Beinisch
BeinischIsrael news photo: Flash 90

Members of Knesset, rabbis and journalists who criticized the Supreme Court over the Emanuel affair will face investigation this week, and may even face criminal charges. Attorney General Yehuda Weinstein will look into concerns – voiced by Supreme Court President Dorit Beinisch – that critics may have been in violation of laws against expressing contempt of public servants.

Beinisch said criticism of the Supreme Court, and particularly Judge Edmond Levy, had reached the point of “grave statements that must be uprooted at the source.” Under Israeli law, it is illegal to denigrate a sitting judge or a court in a manner that could lead to disrespect of the legal system.

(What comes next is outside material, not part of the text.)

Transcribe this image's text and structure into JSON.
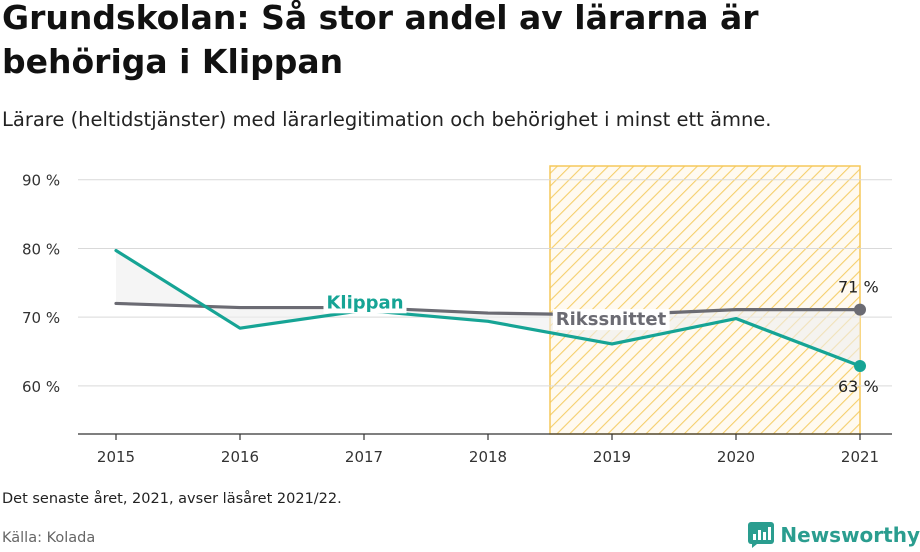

MKs Uri Maklev and Moshe Gafni of United Torah Judaism and David Azoulai of Shas have been mentioned as possible suspects in the investigation.

Maklev said Sunday that he is not concerned. “Police investigations and arrests do not worry us. We have never shared values with the court, and we are not afraid... There was no harm done to the judges' honor, rather, the judges dealt a blow to Judaism's honor,” he said.

Not only did he not express concern, but Maklev continued to criticize the court's behavior. “This is the first time since the communist regime in the Soviet Union that parents have been sent to prison over the Jewish education they wanted for their children,” he accused.

"If they want to put us on trial and arrest us, they should do it as quickly as possible, so that we will make it to jail in time to be in prison with the Emanuel detainees,” he added.

Dozens of fathers from the hareidi-religious city of Emanuel were sent to jail last week after refusing to send their daughters to a school where two religious tracks were recently integrated by court order. The parents, members of the Slonim hassidic sect, had created a separate track with more stringent religious standards for their children within an existing hareidi-religious school; judges ordered the girls to learn with children in the regular track.

The court accused the Slonim parents of racism against Sephardi Jews, a charge they denied. Some of the students in the Slonim track are Sephardi, they pointed out. As the parents were taken to jail last week, one father bore a sign saying, “I'm a Sephardi Jew being sent to jail because I wanted my daughter to learn in a hassidic school.”

The Israel Law Center filed a complaint over the arrests, saying the Supreme Court did not have the legal right to order the parents sent to jail. The appeal was rejected by the Supreme Court, which ruled that it was not its place to hear appeals against itself.